The Book of Riyāʾ (Ostentation)
الرياء

Chapter on A Man Who Leaves Some Supererogatory Acts Out of Concern for People

باب في الرجل يدع بعض النوافل إشفاقاً على الناس

Chapter on a Man Who Abandons Some Supererogatory Acts Out of Compassion for People, Lest They Disobey God, Glorious and Exalted, Therein

باب في رجل يدع بعض النوافل إشفاقا على الناس أن يعصوا الله تعالى فيه

I said: What do you say regarding: "Is it more virtuous that I abandon some supererogatory acts out of compassion for people, lest they disobey God Most High concerning me, or that I perform them?"

Morals

Indeed in that there is a delusion from you: that you suppose about a servant that he would do evil to you, so how would your intellect

and so you abandon works on account of that.

You have thus combined two traits: you harbored ill suspicion about him, and you abandoned what draws you near to God, Exalted and Glorious.

And you may also abandon some of what is obligatory.
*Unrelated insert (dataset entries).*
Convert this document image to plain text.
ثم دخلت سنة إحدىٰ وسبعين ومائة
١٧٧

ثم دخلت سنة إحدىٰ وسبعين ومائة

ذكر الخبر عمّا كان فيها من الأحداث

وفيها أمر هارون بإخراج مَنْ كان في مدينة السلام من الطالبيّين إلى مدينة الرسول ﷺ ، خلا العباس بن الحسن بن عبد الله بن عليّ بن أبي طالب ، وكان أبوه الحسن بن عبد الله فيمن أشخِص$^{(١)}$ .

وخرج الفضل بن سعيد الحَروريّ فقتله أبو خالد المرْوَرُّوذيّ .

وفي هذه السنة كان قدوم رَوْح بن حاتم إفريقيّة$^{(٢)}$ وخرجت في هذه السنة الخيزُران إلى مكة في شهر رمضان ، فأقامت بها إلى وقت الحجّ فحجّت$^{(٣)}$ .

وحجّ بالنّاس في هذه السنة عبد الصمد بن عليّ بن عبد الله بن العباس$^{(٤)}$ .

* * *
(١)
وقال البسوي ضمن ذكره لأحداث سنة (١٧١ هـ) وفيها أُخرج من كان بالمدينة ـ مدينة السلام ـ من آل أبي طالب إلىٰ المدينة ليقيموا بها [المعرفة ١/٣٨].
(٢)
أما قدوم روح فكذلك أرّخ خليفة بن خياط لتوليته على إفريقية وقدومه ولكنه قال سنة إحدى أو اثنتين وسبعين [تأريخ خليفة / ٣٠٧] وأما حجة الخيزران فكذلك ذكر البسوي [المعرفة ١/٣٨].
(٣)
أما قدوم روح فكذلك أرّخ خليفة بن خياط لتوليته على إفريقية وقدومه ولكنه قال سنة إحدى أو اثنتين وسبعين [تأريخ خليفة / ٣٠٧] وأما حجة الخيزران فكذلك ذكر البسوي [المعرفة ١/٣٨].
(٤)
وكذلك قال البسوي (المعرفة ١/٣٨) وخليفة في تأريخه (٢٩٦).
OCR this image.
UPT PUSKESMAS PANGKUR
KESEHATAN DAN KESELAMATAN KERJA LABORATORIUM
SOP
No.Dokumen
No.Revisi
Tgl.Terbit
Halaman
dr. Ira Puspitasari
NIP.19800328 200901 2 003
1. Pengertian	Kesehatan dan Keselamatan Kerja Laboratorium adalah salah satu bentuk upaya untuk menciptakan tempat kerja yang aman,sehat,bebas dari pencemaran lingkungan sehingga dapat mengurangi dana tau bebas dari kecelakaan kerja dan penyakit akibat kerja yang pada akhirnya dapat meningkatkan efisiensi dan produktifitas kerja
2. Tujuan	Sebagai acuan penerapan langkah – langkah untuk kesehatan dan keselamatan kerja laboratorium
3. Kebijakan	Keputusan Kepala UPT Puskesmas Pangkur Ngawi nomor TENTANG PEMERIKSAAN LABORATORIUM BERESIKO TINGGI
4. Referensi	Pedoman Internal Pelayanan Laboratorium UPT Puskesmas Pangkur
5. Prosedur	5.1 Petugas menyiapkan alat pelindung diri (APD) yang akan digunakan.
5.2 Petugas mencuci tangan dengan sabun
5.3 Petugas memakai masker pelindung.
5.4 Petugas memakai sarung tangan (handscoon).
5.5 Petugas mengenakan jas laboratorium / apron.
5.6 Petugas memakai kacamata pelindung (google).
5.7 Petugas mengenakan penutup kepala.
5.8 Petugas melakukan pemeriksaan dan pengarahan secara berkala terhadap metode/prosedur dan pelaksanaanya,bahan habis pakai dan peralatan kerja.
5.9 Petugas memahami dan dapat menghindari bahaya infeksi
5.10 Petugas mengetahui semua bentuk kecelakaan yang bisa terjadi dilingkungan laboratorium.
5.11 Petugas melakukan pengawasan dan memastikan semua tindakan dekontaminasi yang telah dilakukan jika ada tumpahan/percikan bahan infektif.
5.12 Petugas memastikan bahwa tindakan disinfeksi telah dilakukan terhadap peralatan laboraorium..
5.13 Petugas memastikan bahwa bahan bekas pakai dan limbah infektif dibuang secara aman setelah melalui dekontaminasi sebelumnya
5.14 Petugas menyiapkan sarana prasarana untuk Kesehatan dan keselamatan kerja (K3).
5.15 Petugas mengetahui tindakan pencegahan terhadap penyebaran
Perhaps you abandon visiting relatives out of fear of passing by them. And perhaps you see from someone a reprehensible act, yet you refrain from commanding him because in your estimation he will not accept, though you do not know that from him with certainty. So you let that matter pass and harbor ill ẓann (suspicion) about him — unless he is an openly dissolute sinner, for in that case the suspicion about him is warranted alongside his open sinfulness.

And perhaps when you command him, the reciter will argue with you, so you abandon much of the obligatory and the supererogatory lest God be disobeyed. If you were truthful in your claim, then you have been cheated and you harbored ill suspicion.

And if you were not truthful, then the nafs (self) merely recoiled from blame, and it made you imagine that it desired compassion and sincere counsel, while you showed no concern for them in other matters — you do not leave them alone regarding your worldly affairs, and even if you supposed that they disobey God, Exalted and Glorious, you do not become angry — if you were to become angry — neither on their behalf nor for anything else.

And this quality which you claim is the quality of the prophets, the abdāl (substitutes), and those who show mercy to creation — examine whether you recognize in yourself such concern for creation in your states. If you recognize yourself by this, then you have placed compassion in a situation other than its proper place, since ill suspicion has barred you from obedience, and you are not certain about a matter concerning him over which you would show such concern — unless it be a matter that would not diminish from you any obligation or supererogatory act, so you abandon it out of solicitude lest Satan gain entry over them.

But you are only in that state at the very time you show concern for them, yet you do not say "lest I expose them to temptation," and you do not leave them alone regarding either supererogatory or obligatory acts — and so the enemy has obtained from you what he desired.

As is narrated from the Prophet ﷺ that he said:

"She is Safiyya."

And that is because she came to him while he was in i'tikaf (spiritual retreat). [damaged] He said: "I feared that Satan might enter upon you." O Messenger of God, would we think anything but good of you? He said: [damaged] he might say that he has already entered upon you.

And Ibrahim [al-Nakha'i] and al-A'mash wanted to be seen together on the road, and people would say "a one-eyed man and a bleary-eyed man." Al-A'mash said: "What does it matter to us? We are rewarded and they sin." Ibrahim said: "What does it matter to us? We are safe and they are safe."

So as long as you do not diminish any good, there is no harm in showing compassion toward them, without severing his evil from them. Most often that is out of anxiety about blood and the loss of standing, so let not the intelligent, discerning servant be deceived by that!!